A top UK crime fighting force has lost its legal battle to force an alleged cyber hacker from Stradishall, Suffolk, to hand over the passwords to his encrypted computers.

Lauri Love, 31, is fighting extradition to America, where he could face criminal charges for breaking into Federal Reserve computers.

He is accused of stealing “massive quantities” of sensitive data, resulting in millions of dollars of losses.

Mr Love’s lawyers say he faces up to 99 years in prison in the USA should he be found guilty.

In October 2013, officers from the National Crime Agency (NCA) launched an investigation and raided his family home in Stradishall, Suffolk, where they seized encrypted computers and hard drives.

No charges were brought in Britain against Love, but the NCA wants him to hand over his passwords so officers can check the data before the electronics are returned.

Love’s legal team says the application, if granted, would have been a significant blow to privacy and amount to a “power grab” by police services.

Delivering her judgment at Westminster Magistrates’ Court, District Judge Nina Tempia sided against the NCA.

She agreed with Love’s lawyers who argued the NCA should apply to a court under the Regulation of Investigatory Powers Act (Ripa) to force people to hand over their passwords to decrypt data.

She said: “After reading the papers and hearing from the parties, I am not granting the application because in order to obtain the information sought the correct procedure to be used, as the NCA did two-and-a-half years ago, is under section 49 Ripa, with the inherent HRA safeguards incorporated therein.”

She added: “The case management powers of the court are not to be used to circumvent specific legislation that has been passed in order to deal with the disclosure sought.”
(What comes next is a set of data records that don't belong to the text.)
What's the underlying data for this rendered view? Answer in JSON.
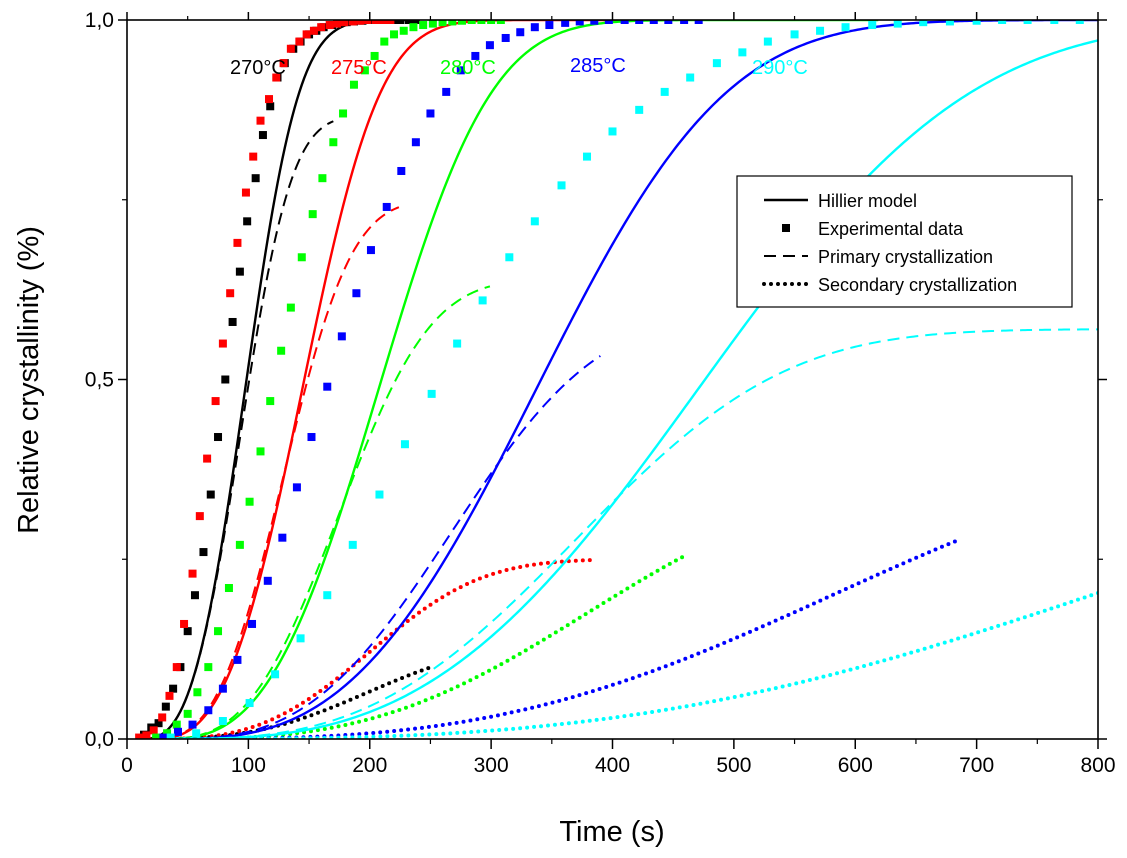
{
  "chart_data": {
    "type": "line",
    "xlabel": "Time (s)",
    "ylabel": "Relative crystallinity (%)",
    "xlim": [
      0,
      800
    ],
    "ylim": [
      0,
      1
    ],
    "x_ticks": [
      0,
      100,
      200,
      300,
      400,
      500,
      600,
      700,
      800
    ],
    "y_tick_labels": [
      {
        "value": 0,
        "label": "0,0"
      },
      {
        "value": 0.5,
        "label": "0,5"
      },
      {
        "value": 1,
        "label": "1,0"
      }
    ],
    "y_minor_ticks": [
      0.25,
      0.75
    ],
    "grid": false,
    "legend_position": "right",
    "legend": [
      {
        "label": "Hillier model",
        "style": "solid"
      },
      {
        "label": "Experimental data",
        "style": "marker"
      },
      {
        "label": "Primary crystallization",
        "style": "dashed"
      },
      {
        "label": "Secondary crystallization",
        "style": "dotted"
      }
    ],
    "series": [
      {
        "name": "270°C",
        "color": "#000000",
        "hillier": {
          "t0": 10,
          "n": 3,
          "k": 1e-06,
          "end": 240
        },
        "primary": {
          "t0": 10,
          "w": 0.867,
          "n": 3,
          "k": 1.15e-06,
          "end": 170
        },
        "secondary": {
          "t0": 10,
          "w": 0.133,
          "n": 3,
          "k": 1e-07,
          "end": 250
        },
        "experimental": [
          [
            14,
            0.006
          ],
          [
            20,
            0.016
          ],
          [
            26,
            0.022
          ],
          [
            32,
            0.045
          ],
          [
            38,
            0.07
          ],
          [
            44,
            0.1
          ],
          [
            50,
            0.15
          ],
          [
            56,
            0.2
          ],
          [
            63,
            0.26
          ],
          [
            69,
            0.34
          ],
          [
            75,
            0.42
          ],
          [
            81,
            0.5
          ],
          [
            87,
            0.58
          ],
          [
            93,
            0.65
          ],
          [
            99,
            0.72
          ],
          [
            106,
            0.78
          ],
          [
            112,
            0.84
          ],
          [
            118,
            0.88
          ],
          [
            124,
            0.92
          ],
          [
            130,
            0.94
          ],
          [
            137,
            0.96
          ],
          [
            143,
            0.97
          ],
          [
            150,
            0.98
          ],
          [
            156,
            0.985
          ],
          [
            162,
            0.99
          ],
          [
            169,
            0.993
          ],
          [
            175,
            0.995
          ],
          [
            181,
            0.997
          ],
          [
            187,
            0.998
          ],
          [
            194,
            0.999
          ],
          [
            200,
            1.0
          ],
          [
            206,
            1.0
          ],
          [
            213,
            1.0
          ],
          [
            219,
            1.0
          ],
          [
            225,
            1.0
          ],
          [
            232,
            1.0
          ],
          [
            238,
            1.0
          ]
        ]
      },
      {
        "name": "275°C",
        "color": "#ff0000",
        "hillier": {
          "t0": 18,
          "n": 3,
          "k": 3.3e-07,
          "end": 420
        },
        "primary": {
          "t0": 18,
          "w": 0.75,
          "n": 3,
          "k": 4.9e-07,
          "end": 225
        },
        "secondary": {
          "t0": 18,
          "w": 0.25,
          "n": 3,
          "k": 1.1e-07,
          "end": 385
        },
        "experimental": [
          [
            10,
            0.002
          ],
          [
            16,
            0.005
          ],
          [
            22,
            0.012
          ],
          [
            29,
            0.03
          ],
          [
            35,
            0.06
          ],
          [
            41,
            0.1
          ],
          [
            47,
            0.16
          ],
          [
            54,
            0.23
          ],
          [
            60,
            0.31
          ],
          [
            66,
            0.39
          ],
          [
            73,
            0.47
          ],
          [
            79,
            0.55
          ],
          [
            85,
            0.62
          ],
          [
            91,
            0.69
          ],
          [
            98,
            0.76
          ],
          [
            104,
            0.81
          ],
          [
            110,
            0.86
          ],
          [
            117,
            0.89
          ],
          [
            123,
            0.92
          ],
          [
            129,
            0.94
          ],
          [
            135,
            0.96
          ],
          [
            142,
            0.97
          ],
          [
            148,
            0.98
          ],
          [
            154,
            0.985
          ],
          [
            160,
            0.99
          ],
          [
            167,
            0.993
          ],
          [
            173,
            0.995
          ],
          [
            179,
            0.997
          ],
          [
            186,
            0.998
          ],
          [
            192,
            0.999
          ],
          [
            198,
            1.0
          ],
          [
            205,
            1.0
          ],
          [
            211,
            1.0
          ],
          [
            217,
            1.0
          ]
        ]
      },
      {
        "name": "280°C",
        "color": "#00ff00",
        "hillier": {
          "t0": 25,
          "n": 3,
          "k": 1.1e-07,
          "end": 620
        },
        "primary": {
          "t0": 25,
          "w": 0.64,
          "n": 3,
          "k": 2e-07,
          "end": 300
        },
        "secondary": {
          "t0": 25,
          "w": 0.36,
          "n": 3,
          "k": 1.5e-08,
          "end": 460
        },
        "experimental": [
          [
            24,
            0.002
          ],
          [
            33,
            0.008
          ],
          [
            41,
            0.02
          ],
          [
            50,
            0.035
          ],
          [
            58,
            0.065
          ],
          [
            67,
            0.1
          ],
          [
            75,
            0.15
          ],
          [
            84,
            0.21
          ],
          [
            93,
            0.27
          ],
          [
            101,
            0.33
          ],
          [
            110,
            0.4
          ],
          [
            118,
            0.47
          ],
          [
            127,
            0.54
          ],
          [
            135,
            0.6
          ],
          [
            144,
            0.67
          ],
          [
            153,
            0.73
          ],
          [
            161,
            0.78
          ],
          [
            170,
            0.83
          ],
          [
            178,
            0.87
          ],
          [
            187,
            0.91
          ],
          [
            196,
            0.93
          ],
          [
            204,
            0.95
          ],
          [
            212,
            0.97
          ],
          [
            220,
            0.98
          ],
          [
            228,
            0.985
          ],
          [
            236,
            0.99
          ],
          [
            244,
            0.993
          ],
          [
            252,
            0.995
          ],
          [
            260,
            0.997
          ],
          [
            268,
            0.998
          ],
          [
            276,
            0.999
          ],
          [
            284,
            1.0
          ],
          [
            292,
            1.0
          ],
          [
            300,
            1.0
          ],
          [
            308,
            1.0
          ]
        ]
      },
      {
        "name": "285°C",
        "color": "#0000ff",
        "hillier": {
          "t0": 30,
          "n": 3,
          "k": 2.3e-08,
          "end": 800
        },
        "primary": {
          "t0": 30,
          "w": 0.59,
          "n": 3,
          "k": 5e-08,
          "end": 390
        },
        "secondary": {
          "t0": 30,
          "w": 0.41,
          "n": 3,
          "k": 4e-09,
          "end": 685
        },
        "experimental": [
          [
            30,
            0.002
          ],
          [
            42,
            0.01
          ],
          [
            54,
            0.02
          ],
          [
            67,
            0.04
          ],
          [
            79,
            0.07
          ],
          [
            91,
            0.11
          ],
          [
            103,
            0.16
          ],
          [
            116,
            0.22
          ],
          [
            128,
            0.28
          ],
          [
            140,
            0.35
          ],
          [
            152,
            0.42
          ],
          [
            165,
            0.49
          ],
          [
            177,
            0.56
          ],
          [
            189,
            0.62
          ],
          [
            201,
            0.68
          ],
          [
            214,
            0.74
          ],
          [
            226,
            0.79
          ],
          [
            238,
            0.83
          ],
          [
            250,
            0.87
          ],
          [
            263,
            0.9
          ],
          [
            275,
            0.93
          ],
          [
            287,
            0.95
          ],
          [
            299,
            0.965
          ],
          [
            312,
            0.975
          ],
          [
            324,
            0.983
          ],
          [
            336,
            0.99
          ],
          [
            348,
            0.993
          ],
          [
            361,
            0.996
          ],
          [
            373,
            0.998
          ],
          [
            385,
            0.999
          ],
          [
            397,
            1.0
          ],
          [
            410,
            1.0
          ],
          [
            422,
            1.0
          ],
          [
            434,
            1.0
          ],
          [
            446,
            1.0
          ],
          [
            459,
            1.0
          ],
          [
            471,
            1.0
          ]
        ]
      },
      {
        "name": "290°C",
        "color": "#00ffff",
        "hillier": {
          "t0": 30,
          "n": 3,
          "k": 7.8e-09,
          "end": 800
        },
        "primary": {
          "t0": 30,
          "w": 0.57,
          "n": 3,
          "k": 1.7e-08,
          "end": 800
        },
        "secondary": {
          "t0": 30,
          "w": 0.43,
          "n": 3,
          "k": 1.4e-09,
          "end": 800
        },
        "experimental": [
          [
            36,
            0.002
          ],
          [
            57,
            0.008
          ],
          [
            79,
            0.025
          ],
          [
            101,
            0.05
          ],
          [
            122,
            0.09
          ],
          [
            143,
            0.14
          ],
          [
            165,
            0.2
          ],
          [
            186,
            0.27
          ],
          [
            208,
            0.34
          ],
          [
            229,
            0.41
          ],
          [
            251,
            0.48
          ],
          [
            272,
            0.55
          ],
          [
            293,
            0.61
          ],
          [
            315,
            0.67
          ],
          [
            336,
            0.72
          ],
          [
            358,
            0.77
          ],
          [
            379,
            0.81
          ],
          [
            400,
            0.845
          ],
          [
            422,
            0.875
          ],
          [
            443,
            0.9
          ],
          [
            464,
            0.92
          ],
          [
            486,
            0.94
          ],
          [
            507,
            0.955
          ],
          [
            528,
            0.97
          ],
          [
            550,
            0.98
          ],
          [
            571,
            0.985
          ],
          [
            592,
            0.99
          ],
          [
            614,
            0.993
          ],
          [
            635,
            0.995
          ],
          [
            656,
            0.997
          ],
          [
            678,
            0.998
          ],
          [
            700,
            0.999
          ],
          [
            721,
            1.0
          ],
          [
            742,
            1.0
          ],
          [
            764,
            1.0
          ],
          [
            785,
            1.0
          ]
        ]
      }
    ]
  }
}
Love is the son of a reverend from Suffolk. He is suing the NCA for the return of six bits of encrypted hardware being held – which he says contain his entire digital life.

But the NCA is fighting the case, and applied to the court to force Mr Love to hand over his passwords before it returns the computers.

The NCA argued that screenshots taken of them – before the encryption kicked in – show that Love had information from Nasa, the US military and the Department of Energy.

Speaking outside court after the ruling, Love said he is “happy” with the result, and accused the NCA of trying to “coerce” him into handing over passwords and trying to undermine protections safeguarding individuals’ property.

He said: “It is a victory, although it is a more an avoidance of disaster.

“It retains the status quo which means there has to be safeguards before you force people to undermine their security.”

He added: “If the judge had required that I am forced to pass over information just to get the chance to ask for my property back, it would mean that the police and the executive have the power to take things away without a hearing.”

Asked for his response to critics who say that if he has nothing to hide he should hand over his passwords, Love said a wider principle of privacy was at stake.

He said: “That is like saying ‘If you have nothing to say, what’s the point in having freedom of speech?’

“I would like us to have freedom of speech all of the time, not only when we have something to say.

“And I want people to have the freedom to store their information securely all the time, not just when they have something to hide.”

Love is now facing his next fight against an application to extradite him to the USA, where he is facing hacking charges.

He is facing three different extradition requests from three locations - New York, New Jersey and East Virginia, but insists he will never hand over his passwords to the security services, saying “there will be no decryption”.

But he said he is very scared at the prospect of being sent to the USA for criminal prosecution.

He said: “It is the worst thing I could imagine happening to me.

“I have to get on with my work and my studies, I can’t afford to be stressed or depressed or anxious about it.”

Mr Love said he is working with an organisation “trying to make the world more secure and safer” and does not pose a threat to security.

He said his fight against extradition to the US will be a test case for the “forum bar” which was brought in in the wake of the Gary McKinnon case.

The bar is designed to allow British courts to block extradition if it is in the interests of justice for the person to be tried in the UK instead.